The director of tech transfer at BYU said interest in the companies has shot up in the past few years. He said one switch that affected the increase was how they contact alumni — social media. The program found a LinkedIn account with thousands of BYU alumni and started using the site to communicate the program's breakthroughs and garner support.
"We have not gone out of our way to increase interest in the startup companies," Director Mike Alder said. "It has been faculty and students and alumni that have become interested."
He also said of the 24 licenses BYU tacked on the promising technology list, 17 of them dealt with biotechnology or biomedical and 11 of those were for medical device companies. He said investors and spectators wonder how BYU racks up those numbers when the university doesn't even have a medical school. Some of the most notable companies started at BYU include Sonic Innovations, the sixth-largest hearing aid manufacturer in the world. Or take Moxtek, a company that holds 60 percent of the market share of X-ray windows — a technology that allows for higher resolution X-rays.
"It does surprise me that the investment community doesn't visit us more often because we have started to become almost a startup factory," Alder added. "Those not coming to see what we have are missing really good opportunities."
Both schools seem to be right on par with each other not only athletically but academically and entrepreneurially as well.
The University of Utah Technology Venture Development office opened in 2005 and has since consistently ranked at or near the top in the country for its commercialization efforts.
"Our success is a credit to our exceptional faculty, students and community," department vice president Jack Brittain said in a press release. "We have a tremendous culture of innovation and entrepreneurs, and everyone in the state benefits from the resulting economic growth. We are also fortunate to have state and university programs that support technology development so we can create companies in Utah."
Utah's research is relatively cost-friendly, too.
The U. spent a mere $450 million in 2010 compared to MIT, which spent $1.4 billion, more than three times as much.
Many of the companies are skewed toward the medical field, and Bryan Ritchie added that big companies like Coherex Medical, Myriad Genetics and Cephalon have origins through the program.

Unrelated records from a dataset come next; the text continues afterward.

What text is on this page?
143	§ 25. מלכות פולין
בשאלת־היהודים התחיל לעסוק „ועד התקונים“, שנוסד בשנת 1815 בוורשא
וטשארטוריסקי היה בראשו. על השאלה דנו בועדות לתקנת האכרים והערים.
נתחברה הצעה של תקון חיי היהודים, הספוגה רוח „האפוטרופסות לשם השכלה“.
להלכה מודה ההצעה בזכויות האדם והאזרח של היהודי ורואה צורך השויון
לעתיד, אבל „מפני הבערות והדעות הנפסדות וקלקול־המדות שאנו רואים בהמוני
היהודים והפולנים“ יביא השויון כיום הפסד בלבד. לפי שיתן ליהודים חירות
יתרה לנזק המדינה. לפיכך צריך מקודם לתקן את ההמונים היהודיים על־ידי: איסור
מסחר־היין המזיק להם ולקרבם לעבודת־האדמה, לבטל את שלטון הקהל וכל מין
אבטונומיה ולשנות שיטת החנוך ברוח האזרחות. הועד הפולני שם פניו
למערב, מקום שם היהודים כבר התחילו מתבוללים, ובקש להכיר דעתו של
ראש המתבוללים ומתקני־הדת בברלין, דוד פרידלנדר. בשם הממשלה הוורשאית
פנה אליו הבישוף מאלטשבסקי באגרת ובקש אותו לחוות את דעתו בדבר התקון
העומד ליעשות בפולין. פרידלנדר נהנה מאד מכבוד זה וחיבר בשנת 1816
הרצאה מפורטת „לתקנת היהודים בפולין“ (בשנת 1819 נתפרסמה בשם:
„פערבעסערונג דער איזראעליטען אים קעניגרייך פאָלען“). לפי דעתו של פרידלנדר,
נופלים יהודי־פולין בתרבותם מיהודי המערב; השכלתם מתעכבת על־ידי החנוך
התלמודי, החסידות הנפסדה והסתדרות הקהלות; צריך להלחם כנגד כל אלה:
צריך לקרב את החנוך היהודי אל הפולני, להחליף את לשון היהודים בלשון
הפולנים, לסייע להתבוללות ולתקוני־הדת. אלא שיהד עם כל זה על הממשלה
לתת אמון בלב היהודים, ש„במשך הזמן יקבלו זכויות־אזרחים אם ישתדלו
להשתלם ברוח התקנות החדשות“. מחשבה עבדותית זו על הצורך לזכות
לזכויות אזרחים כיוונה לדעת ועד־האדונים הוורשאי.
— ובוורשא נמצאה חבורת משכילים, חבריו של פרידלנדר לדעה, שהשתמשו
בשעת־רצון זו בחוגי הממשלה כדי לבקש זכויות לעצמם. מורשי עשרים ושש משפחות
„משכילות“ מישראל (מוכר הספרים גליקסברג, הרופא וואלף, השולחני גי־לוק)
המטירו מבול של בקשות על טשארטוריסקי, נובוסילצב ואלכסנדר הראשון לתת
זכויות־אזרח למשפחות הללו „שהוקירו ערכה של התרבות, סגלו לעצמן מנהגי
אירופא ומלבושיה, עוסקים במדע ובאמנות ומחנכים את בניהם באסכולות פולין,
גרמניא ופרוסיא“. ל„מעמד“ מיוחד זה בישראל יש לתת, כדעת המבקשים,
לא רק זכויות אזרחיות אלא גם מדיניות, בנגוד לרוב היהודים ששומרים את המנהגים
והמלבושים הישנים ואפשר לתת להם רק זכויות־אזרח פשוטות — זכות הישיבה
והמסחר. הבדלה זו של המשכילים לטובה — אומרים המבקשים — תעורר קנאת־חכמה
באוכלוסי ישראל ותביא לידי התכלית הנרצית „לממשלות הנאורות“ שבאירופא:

"We've got computer-controlled feeding tubes, contact lenses that deliver medicine to the eye, software that helps young cancer patients do physical therapy," Ritchie said. "It's truly amazing technology."
While many view the commercialization as purely a university project, Ritchie told of some nurses working in a local hospital who created a company called Catheter Connection that the program helped launch. He said the product and idea were impressive, but the company most likely would not have reached million dollar sales if it weren't for the commercialization office.

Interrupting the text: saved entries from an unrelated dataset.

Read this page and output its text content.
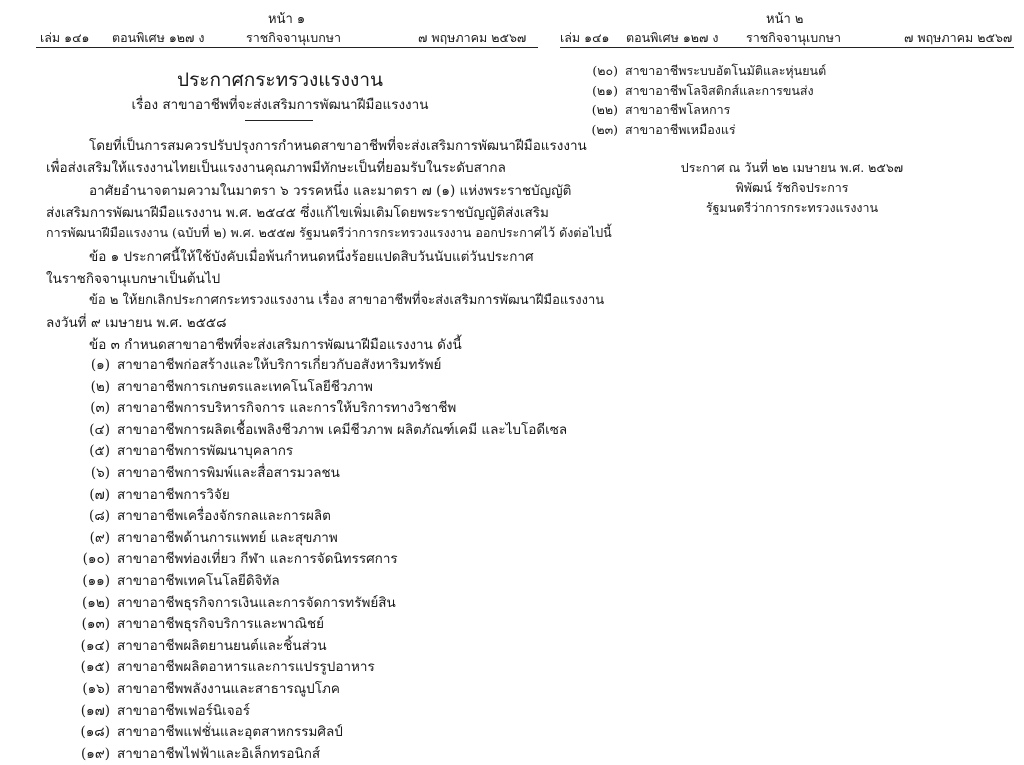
หน้า ๑
เล่ม ๑๔๑ ตอนพิเศษ ๑๒๗ ง	ราชกิจจานุเบกษา	๗ พฤษภาคม ๒๕๖๗
ประกาศกระทรวงแรงงาน
เรื่อง สาขาอาชีพที่จะส่งเสริมการพัฒนาฝีมือแรงงาน
โดยที่เป็นการสมควรปรับปรุงการกำหนดสาขาอาชีพที่จะส่งเสริมการพัฒนาฝีมือแรงงาน
เพื่อส่งเสริมให้แรงงานไทยเป็นแรงงานคุณภาพมีทักษะเป็นที่ยอมรับในระดับสากล
อาศัยอำนาจตามความในมาตรา ๖ วรรคหนึ่ง และมาตรา ๗ (๑) แห่งพระราชบัญญัติ
ส่งเสริมการพัฒนาฝีมือแรงงาน พ.ศ. ๒๕๔๕ ซึ่งแก้ไขเพิ่มเติมโดยพระราชบัญญัติส่งเสริม
การพัฒนาฝีมือแรงงาน (ฉบับที่ ๒) พ.ศ. ๒๕๕๗ รัฐมนตรีว่าการกระทรวงแรงงาน ออกประกาศไว้ ดังต่อไปนี้
ข้อ ๑ ประกาศนี้ให้ใช้บังคับเมื่อพ้นกำหนดหนึ่งร้อยแปดสิบวันนับแต่วันประกาศ
ในราชกิจจานุเบกษาเป็นต้นไป
ข้อ ๒ ให้ยกเลิกประกาศกระทรวงแรงงาน เรื่อง สาขาอาชีพที่จะส่งเสริมการพัฒนาฝีมือแรงงาน
ลงวันที่ ๙ เมษายน พ.ศ. ๒๕๕๘
ข้อ ๓ กำหนดสาขาอาชีพที่จะส่งเสริมการพัฒนาฝีมือแรงงาน ดังนี้
(๑) สาขาอาชีพก่อสร้างและให้บริการเกี่ยวกับอสังหาริมทรัพย์
(๒) สาขาอาชีพการเกษตรและเทคโนโลยีชีวภาพ
(๓) สาขาอาชีพการบริหารกิจการ และการให้บริการทางวิชาชีพ
(๔) สาขาอาชีพการผลิตเชื้อเพลิงชีวภาพ เคมีชีวภาพ ผลิตภัณฑ์เคมี และไบโอดีเซล
(๕) สาขาอาชีพการพัฒนาบุคลากร
(๖) สาขาอาชีพการพิมพ์และสื่อสารมวลชน
(๗) สาขาอาชีพการวิจัย
(๘) สาขาอาชีพเครื่องจักรกลและการผลิต
(๙) สาขาอาชีพด้านการแพทย์ และสุขภาพ
(๑๐) สาขาอาชีพท่องเที่ยว กีฬา และการจัดนิทรรศการ
(๑๑) สาขาอาชีพเทคโนโลยีดิจิทัล
(๑๒) สาขาอาชีพธุรกิจการเงินและการจัดการทรัพย์สิน
(๑๓) สาขาอาชีพธุรกิจบริการและพาณิชย์
(๑๔) สาขาอาชีพผลิตยานยนต์และชิ้นส่วน
(๑๕) สาขาอาชีพผลิตอาหารและการแปรรูปอาหาร
(๑๖) สาขาอาชีพพลังงานและสาธารณูปโภค
(๑๗) สาขาอาชีพเฟอร์นิเจอร์
(๑๘) สาขาอาชีพแฟชั่นและอุตสาหกรรมศิลป์
(๑๙) สาขาอาชีพไฟฟ้าและอิเล็กทรอนิกส์
หน้า ๒
เล่ม ๑๔๑ ตอนพิเศษ ๑๒๗ ง ราชกิจจานุเบกษา	๗ พฤษภาคม ๒๕๖๗
(๒๐) สาขาอาชีพระบบอัตโนมัติและหุ่นยนต์
(๒๑) สาขาอาชีพโลจิสติกส์และการขนส่ง
(๒๒) สาขาอาชีพโลหการ
(๒๓) สาขาอาชีพเหมืองแร่
ประกาศ ณ วันที่ ๒๒ เมษายน พ.ศ. ๒๕๖๗
พิพัฒน์ รัชกิจประการ
รัฐมนตรีว่าการกระทรวงแรงงาน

"People are starting to recognize that the University of Utah has this capacity," Ritchie said. "It can extend beyond the university."
www.deseretnews.com/m/article/700164186 A Deseret News story this summer pointed out that the U.'s tech startups not only create jobs in the Utah economy, but good jobs. For example, the average Utah employee earns about $38,000 per year, according to the Utah Workforce Services, while the average technology venture job produces a $60,000 annual salary.
Not only do the jobs pay well, they last. The companies have an 80 percent survival rate.
The U. averaged five startups a year from 1970 to 2005, when it opened the Technology Venture Development team, bringing gratudate business students into the mix to create business plans and creating an investment model.
The U. program has created 5,937 direct jobs, along with 9,830 indirect jobs started through spin-offs of the services.
"We believe the future is very bright for the University of Utah and the state," Brittain said. "All of our efforts to commercialize technologies help create high-paying, career jobs in Utah."
AUTM found that the 10-campus University of California system created 75 startups and the nine campuses of the University of Texas system had 33. The survey results didn't break down those startups by school.